ROUTE 124, Hoenn — A local Slowpoke nicknamed Doodoohead has reportedly entered an extreme state of confusion regarding his sexual identity after being unaffected by a Pokémon of the opposite gender using Attract during a gym battle, sources have confirmed.
“I really don’t know what to do other than just let him sort his stuff out,” said Doodohead’s trainer, Kyle Mathers, issuing halfhearted commands knowing that his Slowpoke would continue to hurt itself in sexual confusion for several more turns. “I’m sure his whole life he was told he would fall in love with a wonderful, sexy female Pokémon in the Water 1 egg group and have a normal, domestic Pokémon life. But sometimes when that floating heart hits you, you can feel nothing at all. No sparks, no immobilization, nada. It can happen to anybody.”
“Most captured Pokémon spend up to 97% of their lives inside of Pokéballs. It’s a very sheltered existence,” explained the local Pokémon Daycare Lady, self proclaimed expert in watching Pokémon sexuality. “It’s no wonder that they start exploring themselves when left out in our luxurious and well-manicured backyard. Have you ever seen a Diglett realize its entire life has been a lie upon seeing a Dugtrio threesome? That’s just a normal Tuesday around here.”
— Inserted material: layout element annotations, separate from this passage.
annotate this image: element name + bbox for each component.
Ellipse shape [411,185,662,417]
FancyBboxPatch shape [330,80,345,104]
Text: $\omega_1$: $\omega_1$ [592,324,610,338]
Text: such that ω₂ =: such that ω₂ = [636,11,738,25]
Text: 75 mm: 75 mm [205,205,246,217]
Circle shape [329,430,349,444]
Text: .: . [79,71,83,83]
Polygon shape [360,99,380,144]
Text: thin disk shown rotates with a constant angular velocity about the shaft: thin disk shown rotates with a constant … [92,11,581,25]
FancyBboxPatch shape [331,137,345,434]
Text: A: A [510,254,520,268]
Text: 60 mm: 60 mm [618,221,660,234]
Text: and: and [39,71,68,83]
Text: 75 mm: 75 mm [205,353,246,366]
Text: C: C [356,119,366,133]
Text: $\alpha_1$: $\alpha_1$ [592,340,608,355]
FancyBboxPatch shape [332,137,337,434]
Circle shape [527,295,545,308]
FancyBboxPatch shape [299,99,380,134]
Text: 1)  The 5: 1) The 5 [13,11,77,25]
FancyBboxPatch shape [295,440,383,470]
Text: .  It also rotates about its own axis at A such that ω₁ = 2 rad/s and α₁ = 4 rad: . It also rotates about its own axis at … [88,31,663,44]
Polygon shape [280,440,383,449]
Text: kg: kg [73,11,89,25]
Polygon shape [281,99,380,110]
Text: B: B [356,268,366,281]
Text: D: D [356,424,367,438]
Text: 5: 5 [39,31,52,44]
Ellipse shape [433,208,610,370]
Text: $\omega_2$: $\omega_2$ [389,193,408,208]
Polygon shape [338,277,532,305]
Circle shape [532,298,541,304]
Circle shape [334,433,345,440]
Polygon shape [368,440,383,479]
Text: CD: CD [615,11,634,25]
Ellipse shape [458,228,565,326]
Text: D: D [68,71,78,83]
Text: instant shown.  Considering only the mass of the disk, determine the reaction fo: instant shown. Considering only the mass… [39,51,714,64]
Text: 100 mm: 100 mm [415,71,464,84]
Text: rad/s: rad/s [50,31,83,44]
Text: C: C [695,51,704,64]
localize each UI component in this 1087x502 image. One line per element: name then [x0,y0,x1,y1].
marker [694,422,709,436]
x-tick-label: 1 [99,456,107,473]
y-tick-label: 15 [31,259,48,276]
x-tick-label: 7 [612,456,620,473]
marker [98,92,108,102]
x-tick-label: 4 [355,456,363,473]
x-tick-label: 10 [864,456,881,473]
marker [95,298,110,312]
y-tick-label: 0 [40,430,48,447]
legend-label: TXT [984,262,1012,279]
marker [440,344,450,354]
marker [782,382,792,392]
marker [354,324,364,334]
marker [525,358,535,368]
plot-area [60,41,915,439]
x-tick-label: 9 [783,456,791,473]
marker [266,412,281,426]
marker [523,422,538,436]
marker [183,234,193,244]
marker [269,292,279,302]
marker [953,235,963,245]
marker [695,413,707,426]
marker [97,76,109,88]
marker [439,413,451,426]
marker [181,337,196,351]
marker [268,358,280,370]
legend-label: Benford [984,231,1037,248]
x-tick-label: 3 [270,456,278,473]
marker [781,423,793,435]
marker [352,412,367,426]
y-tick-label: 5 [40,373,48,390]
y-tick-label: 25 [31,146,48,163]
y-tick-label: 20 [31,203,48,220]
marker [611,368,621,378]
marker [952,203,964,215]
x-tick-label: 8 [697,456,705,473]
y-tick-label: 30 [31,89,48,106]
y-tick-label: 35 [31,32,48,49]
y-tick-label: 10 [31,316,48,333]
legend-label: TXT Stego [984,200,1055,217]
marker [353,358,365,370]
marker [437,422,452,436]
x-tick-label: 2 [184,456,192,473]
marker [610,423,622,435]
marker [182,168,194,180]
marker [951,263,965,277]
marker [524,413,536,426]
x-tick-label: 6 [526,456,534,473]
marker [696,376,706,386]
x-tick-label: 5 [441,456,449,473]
Some Pokéfans have not been so optimistic about social progress, however. A local chapter of Arceus worshippershave vocally opposed non-heteronormative relationships between pocket monsters.
“Last time I checked, it was Nidoran♂ and Nidoran♀, not Nidoran♂ and Nidoran♂,” said a protester from the Rustboro Baptist Church outside of a local Pokémon Center. “How would that even work? Also, how do you think they catch Pokérus? That’s right, it’s an STD. Look it up.”
At press time, Doodoohead’s trainer has decided to store him in a PC where he’ll have space to do some overdue inner work.